Dès lors, la demande de suppression du délai de deux mois sera rejetée et l’expulsion ne pourra avoir lieu qu’à l’expiration d’un délai de deux mois suivant la délivrance d’un commandement de quitter les lieux et hors période de trêve hivernale.
Sur la demande d’astreinte pour quitter les lieux
L’article L.131-1 du code des procédures civiles d’exécution prévoit que le juge peut, même d’office, ordonner une astreinte pour assurer l’exécution de sa décision.
En l’espèce, au regard de la durée pendant laquelle l’immeuble a été occupé sans droit ni titre, de l’absence de réaction prolongée des défendeurs mais également en l’absence de toute autre demande indemnitaire de la part de France domaine notamment au titre d’une indemnité d’occupation, il y a lieu de faire droit à la demande d’astreinte formulée par elle.

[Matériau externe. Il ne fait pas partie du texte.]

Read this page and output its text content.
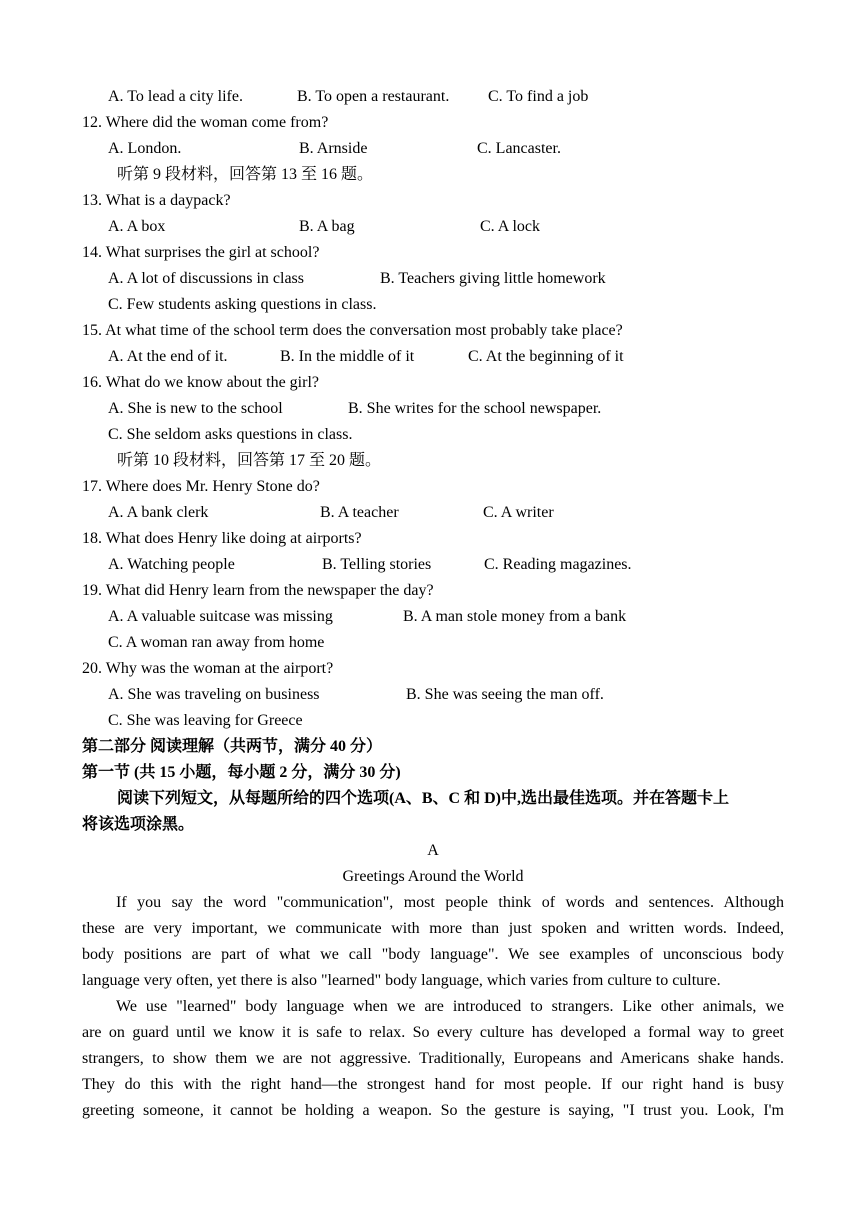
A. To lead a city life.	B. To open a restaurant. C. To find a job
12. Where did the woman come from?
A. London.	B. Arnside	C. Lancaster.
听第 9 段材料，回答第 13 至 16 题。
13. What is a daypack?
A. A box	B. A bag	C. A lock
14. What surprises the girl at school?
A. A lot of discussions in class	B. Teachers giving little homework
C. Few students asking questions in class.
15. At what time of the school term does the conversation most probably take place?
A. At the end of it.	B. In the middle of it	C. At the beginning of it
16. What do we know about the girl?
A. She is new to the school	B. She writes for the school newspaper.
C. She seldom asks questions in class.
听第 10 段材料，回答第 17 至 20 题。
17. Where does Mr. Henry Stone do?
A. A bank clerk	B. A teacher	C. A writer
18. What does Henry like doing at airports?
A. Watching people	B. Telling stories	C. Reading magazines.
19. What did Henry learn from the newspaper the day?
A. A valuable suitcase was missing	B. A man stole money from a bank
C. A woman ran away from home
20. Why was the woman at the airport?
A. She was traveling on business	B. She was seeing the man off.
C. She was leaving for Greece
第二部分 阅读理解（共两节，满分 40 分）
第一节 (共 15 小题，每小题 2 分，满分 30 分)
阅读下列短文，从每题所给的四个选项(A、B、C 和 D)中,选出最佳选项。并在答题卡上
将该选项涂黑。
A
Greetings Around the World
If you say the word "communication", most people think of words and sentences. Although
these are very important, we communicate with more than just spoken and written words. Indeed,
body positions are part of what we call "body language". We see examples of unconscious body
language very often, yet there is also "learned" body language, which varies from culture to culture.
We use "learned" body language when we are introduced to strangers. Like other animals, we
are on guard until we know it is safe to relax. So every culture has developed a formal way to greet
strangers, to show them we are not aggressive. Traditionally, Europeans and Americans shake hands.
They do this with the right hand—the strongest hand for most people. If our right hand is busy
greeting someone, it cannot be holding a weapon. So the gesture is saying, "I trust you. Look, I'm
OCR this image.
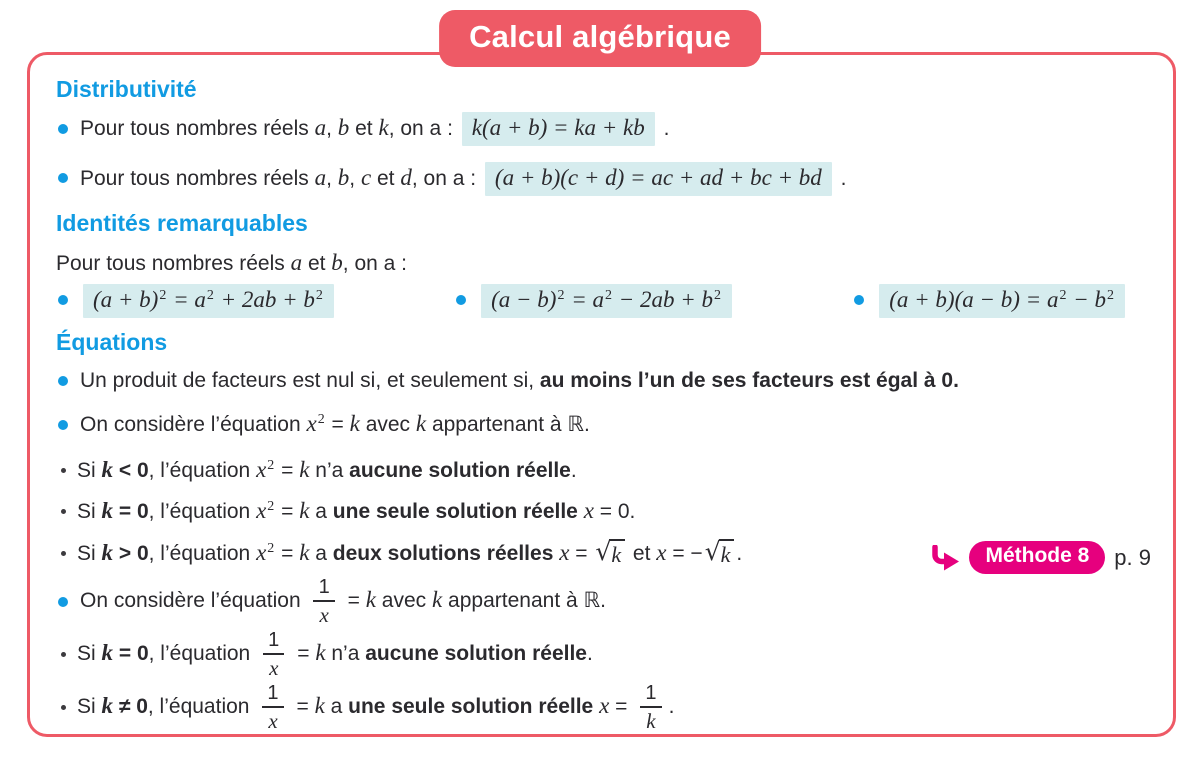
Calcul algébrique
Distributivité
Pour tous nombres réels a, b et k, on a : k(a + b) = ka + kb .
Pour tous nombres réels a, b, c et d, on a : (a + b)(c + d) = ac + ad + bc + bd .
Identités remarquables
Pour tous nombres réels a et b, on a :
$(a + b)^2 = a^2 + 2ab + b^2$	$(a - b)^2 = a^2 - 2ab + b^2$	$(a + b)(a - b) = a^2 - b^2$
Équations
Un produit de facteurs est nul si, et seulement si, au moins l’un de ses facteurs est égal à 0.
On considère l’équation $x^2 = k$ avec k appartenant à ℝ.
Si k < 0, l’équation $x^2 = k$ n’a aucune solution réelle.
Si k = 0, l’équation $x^2 = k$ a une seule solution réelle x = 0.
Si k > 0, l’équation $x^2 = k$ a deux solutions réelles x = √ k et x = − √ k .
On considère l’équation $\frac{1}{x} = k$ avec k appartenant à ℝ.
Si k = 0, l’équation $\frac{1}{x} = k$ n’a aucune solution réelle.
Si k ≠ 0, l’équation $\frac{1}{x} = k$ a une seule solution réelle $x = \frac{1}{k}$ .
Méthode 8	p. 9
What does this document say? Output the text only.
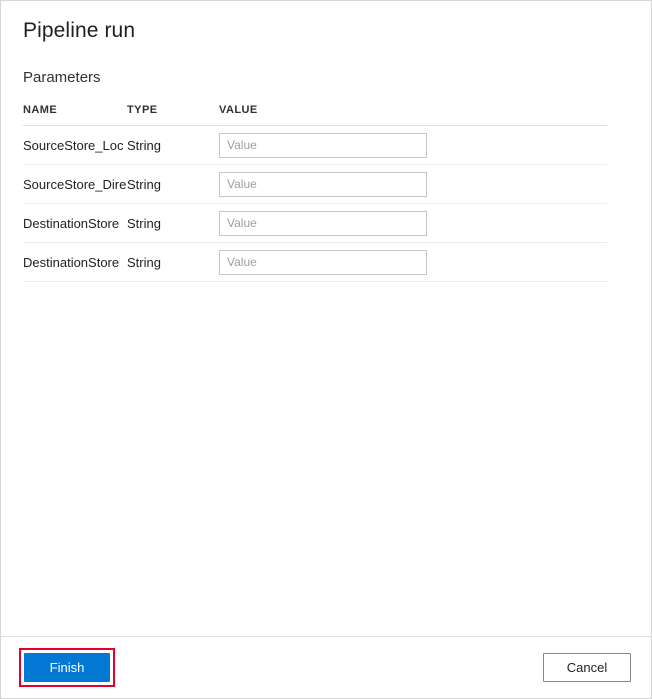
Pipeline run
Parameters
NAME	TYPE	VALUE
SourceStore_Loc	String	Value
SourceStore_Dire	String	Value
DestinationStore	String	Value
DestinationStore	String	Value
Finish	Cancel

Néanmoins, il convient d’en ramener le montant à de plus justes proportions, à savoir 50 euros par jour de retard à compter de l’expiration du délai de deux mois après la signification du commandement de quitter les lieux auquel il n’y a pas lieu de faire échec et jusqu’à libération effective des lieux.
Sur les demandes accessoires
Sur les dépens
Aux termes de l’article 696 du code de procédure civile, la partie perdante est condamnée aux dépens, à moins que le juge, par décision motivée, n’en mette la totalité ou une fraction à la charge d’une autre partie.

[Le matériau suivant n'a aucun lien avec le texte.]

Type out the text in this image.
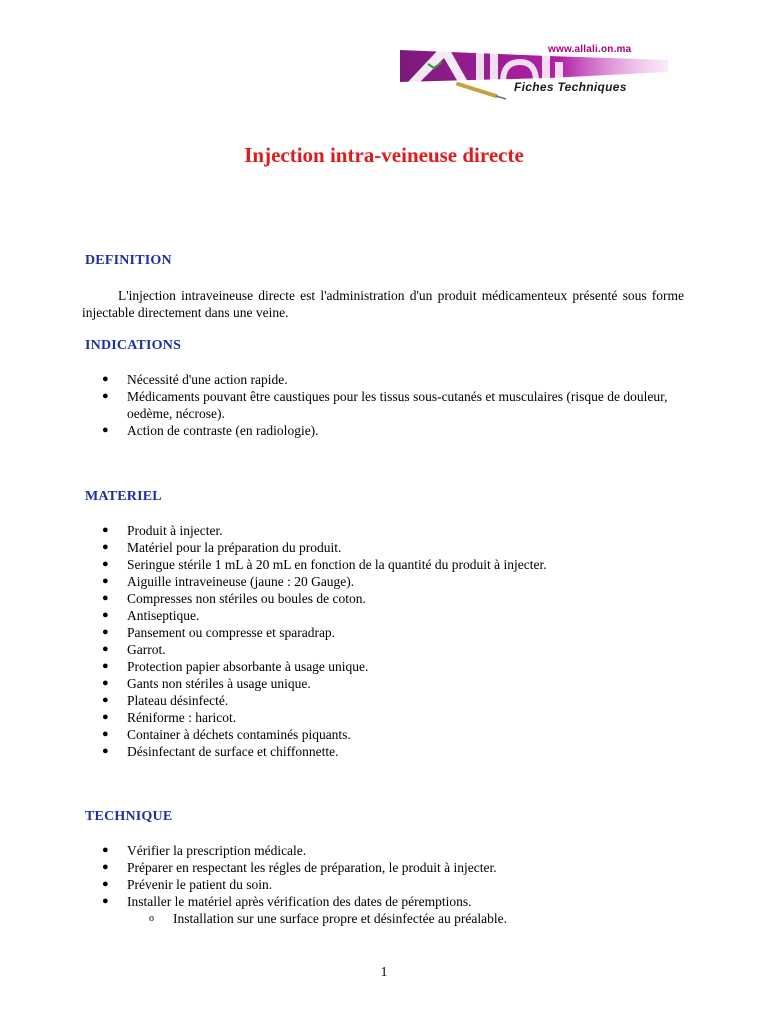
www.allali.on.ma
Fiches Techniques
Injection intra-veineuse directe
DEFINITION
L'injection intraveineuse directe est l'administration d'un produit médicamenteux présenté sous forme injectable directement dans une veine.
INDICATIONS
● Nécessité d'une action rapide.
● Médicaments pouvant être caustiques pour les tissus sous-cutanés et musculaires (risque de douleur, oedème, nécrose).
● Action de contraste (en radiologie).
MATERIEL
● Produit à injecter.
● Matériel pour la préparation du produit.
● Seringue stérile 1 mL à 20 mL en fonction de la quantité du produit à injecter.
● Aiguille intraveineuse (jaune : 20 Gauge).
● Compresses non stériles ou boules de coton.
● Antiseptique.
● Pansement ou compresse et sparadrap.
● Garrot.
● Protection papier absorbante à usage unique.
● Gants non stériles à usage unique.
● Plateau désinfecté.
● Réniforme : haricot.
● Container à déchets contaminés piquants.
● Désinfectant de surface et chiffonnette.
TECHNIQUE
● Vérifier la prescription médicale.
● Préparer en respectant les régles de préparation, le produit à injecter.
● Prévenir le patient du soin.
● Installer le matériel après vérification des dates de péremptions.
o Installation sur une surface propre et désinfectée au préalable.
1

En l’espèce, Madame [I] et Monsieur [E] succombent à l’instance et seront condamnés in solidum au paiement des entiers dépens
Sur les demandes au titre des frais irrépétibles
Aux termes de l’article 700 du code de procédure civile, le juge condamne la partie tenue aux dépens ou qui perd son procès à payer à l’autre partie la somme qu’il détermine, au titre des frais exposés et non compris dans les dépens. Dans tous les cas, le juge tient compte de l’équité ou de la situation économique de la partie condamnée. Il peut, même d’office, pour des raisons tirées des mêmes considérations, dire qu’il n’y a pas lieu à ces condamnations.

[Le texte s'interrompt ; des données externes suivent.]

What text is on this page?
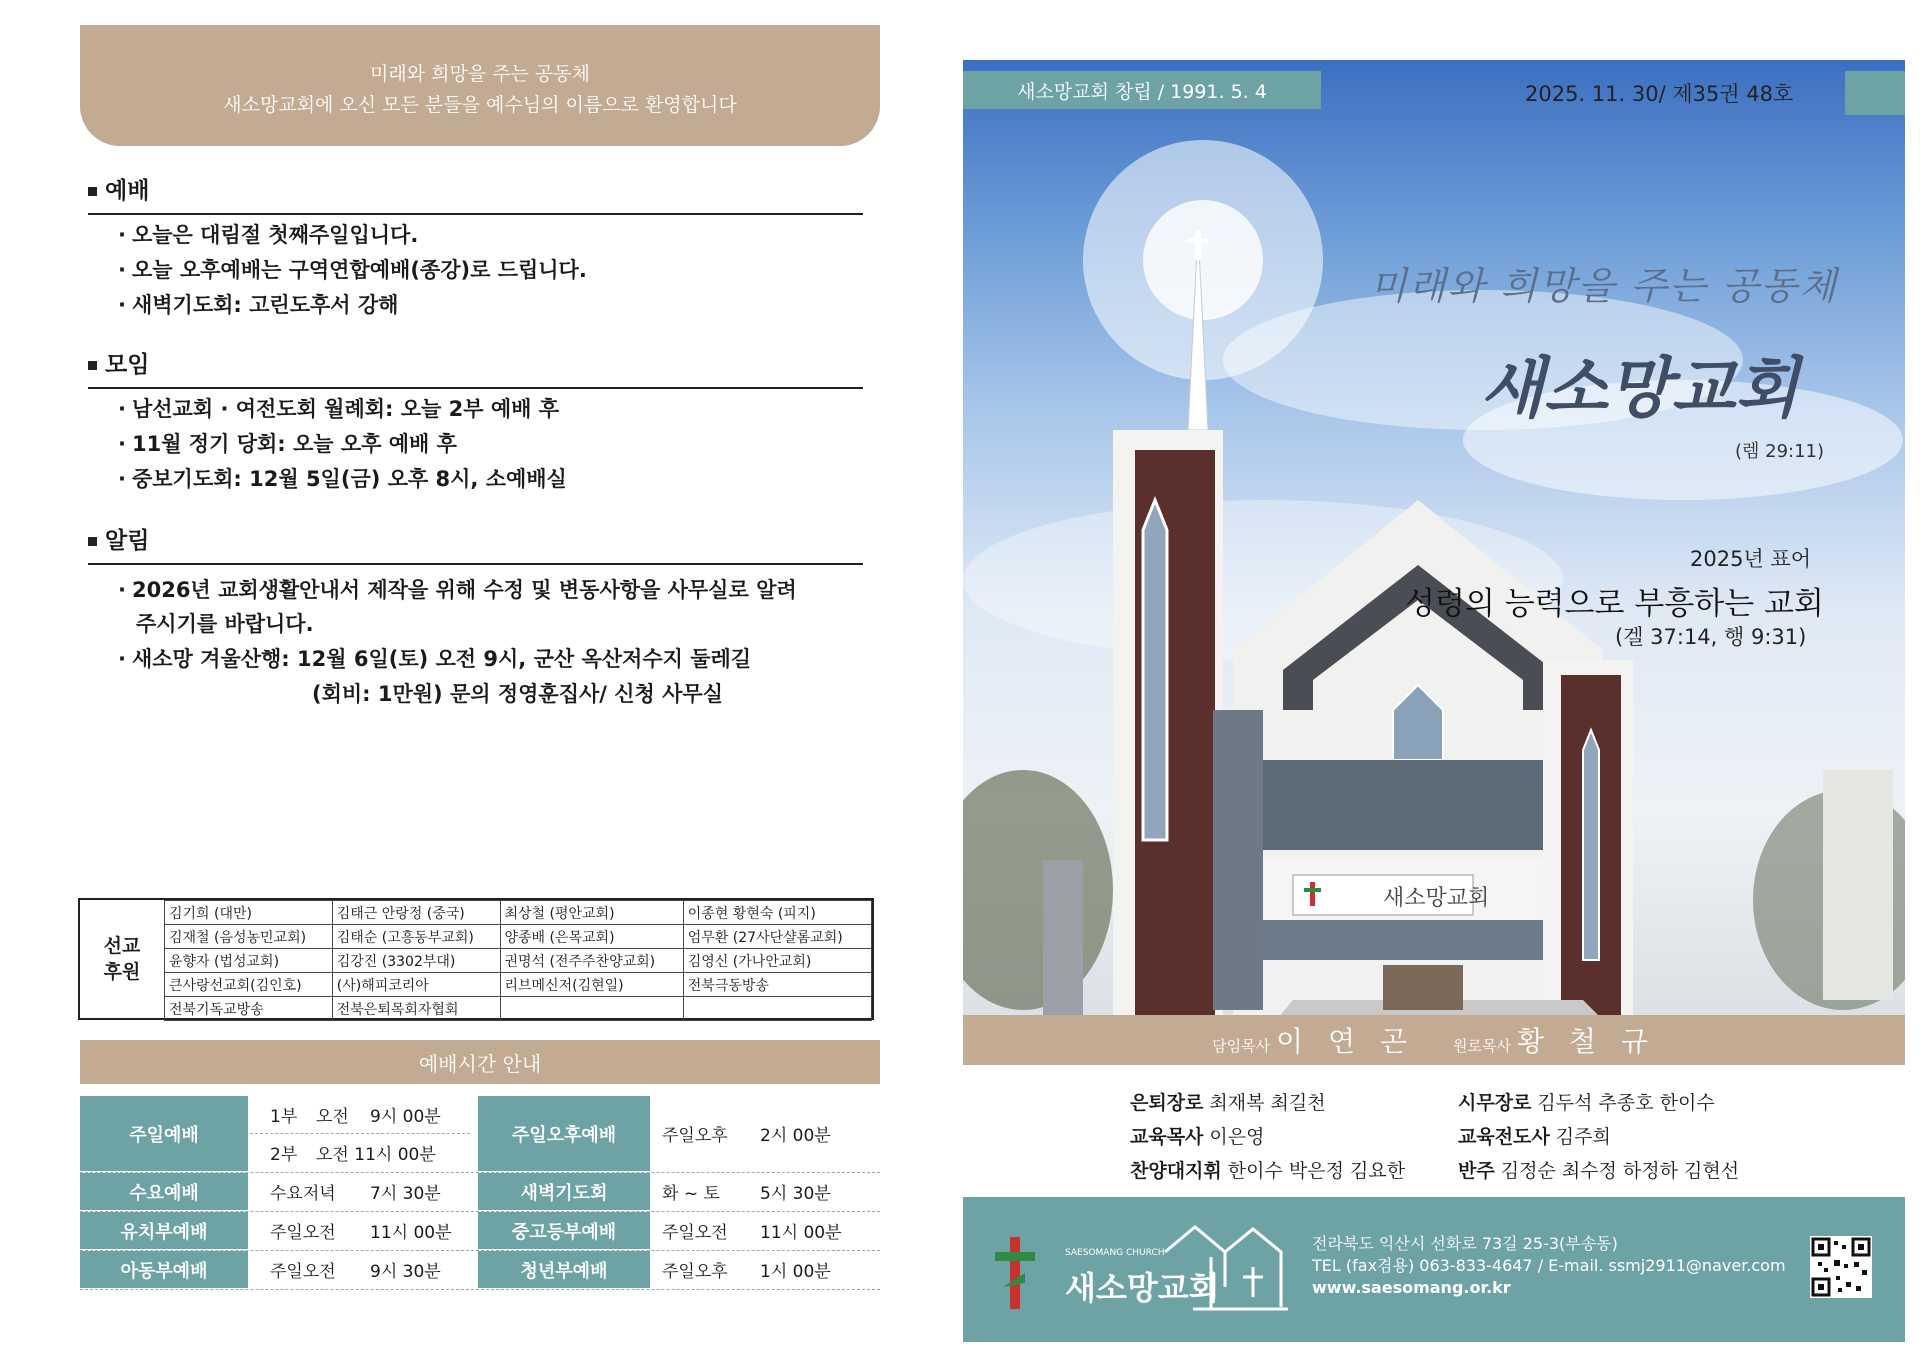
미래와 희망을 주는 공동체
새소망교회에 오신 모든 분들을 예수님의 이름으로 환영합니다
예배
· 오늘은 대림절 첫째주일입니다.
· 오늘 오후예배는 구역연합예배(종강)로 드립니다.
· 새벽기도회: 고린도후서 강해
모임
· 남선교회 · 여전도회 월례회: 오늘 2부 예배 후
· 11월 정기 당회: 오늘 오후 예배 후
· 중보기도회: 12월 5일(금) 오후 8시, 소예배실
알림
· 2026년 교회생활안내서 제작을 위해 수정 및 변동사항을 사무실로 알려
주시기를 바랍니다.
· 새소망 겨울산행: 12월 6일(토) 오전 9시, 군산 옥산저수지 둘레길
(회비: 1만원) 문의 정영훈집사/ 신청 사무실
선교
후원
김기희 (대만)	김태근 안랑정 (중국)	최상철 (평안교회)	이종현 황현숙 (피지)
김재철 (음성농민교회)	김태순 (고흥동부교회)	양종배 (은목교회)	엄무환 (27사단샬롬교회)
윤향자 (법성교회)	김강진 (3302부대)	권명석 (전주주찬양교회)	김영신 (가나안교회)
큰사랑선교회(김인호)	(사)해피코리아	리브메신저(김현일)	전북극동방송
전북기독교방송	전북은퇴목회자협회		
예배시간 안내
주일예배
1부 오전 9시 00분
2부 오전 11시 00분
주일오후예배	주일오후 2시 00분
수요예배	수요저녁 7시 30분	새벽기도회	화 ~ 토 5시 30분
유치부예배	주일오전 11시 00분	중고등부예배	주일오전 11시 00분
아동부예배	주일오전 9시 30분	청년부예배	주일오후 1시 00분
새소망교회
새소망교회 창립 / 1991. 5. 4	2025. 11. 30/ 제35권 48호
미래와 희망을 주는 공동체
새소망교회
(렘 29:11)
2025년 표어
성령의 능력으로 부흥하는 교회
(겔 37:14, 행 9:31)
담임목사 이 연 곤	원로목사 황 철 규
은퇴장로 최재복 최길천	시무장로 김두석 추종호 한이수
교육목사 이은영	교육전도사 김주희
찬양대지휘 한이수 박은정 김요한	반주 김정순 최수정 하정하 김현선
SAESOMANG CHURCH
새소망교회
전라북도 익산시 선화로 73길 25-3(부송동)
TEL (fax겸용) 063-833-4647 / E-mail. ssmj2911@naver.com
www.saesomang.or.kr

Madame [I] et Monsieur [E], parties condamnées aux dépens, seront condamnées in solidum à payer à [Adresse 10] une somme qu’il apparait équitable de fixer à 1000 euros.
Sur l’exécution provisoire
Conformément à l’article 514 du code de procédure civile, il sera rappelé que la présente décision est exécutoire de plein droit à titre provisoire.
PAR CES MOTIFS
Le Juge des contentieux de la protection, statuant par jugement contradictoire, mis à disposition des parties par le greffe et en premier ressort ;
RECOIT l’établissement public France Domaine en son action ;
DIT que Madame [T] [I] et Monsieur [Y] [E] sont occupants sans droit ni titre de l’immeuble situé [Adresse 5] à [Localité 9] (80) ;
ORDONNE, à défaut de départ volontaire des lieux, l’expulsion de Madame [T] [I] et de Monsieur [Y] [E] ainsi que de tout occupant de leur chef, dans un délai de deux mois à compter de la signification d’un commandement d’avoir à libérer les lieux, avec l’aide de la force publique et d’un serrurier, le tout sous astreinte de 50 euros par jour de retard à compter de l’expiration de ce délai et jusqu’à libération effective des lieux ;
SE RESERVE le contentieux de la liquidation de l’astreinte ;
REJETTE la demande de suppression du délai de deux mois de l’article L.412-1 du Code des procédures civiles d’exécution ;
DIT n’y avoir lieu à désignation judiciaire de la SCP MARGOLLE BARBET pour l’exécution de la présente décision,
CONDAMNE in solidum Madame [T] [I] et Monsieur [Y] [E] aux dépens ;
CONDAMNE in solidum Madame [T] [I] et Monsieur [Y] [E] à payer à [Adresse 10], Direction départementale des finances publiques la somme de 1000 euros au titre de l’article 700 du code de procédure civile ;
RAPPELLE que le présent jugement est de droit exécutoire par provision.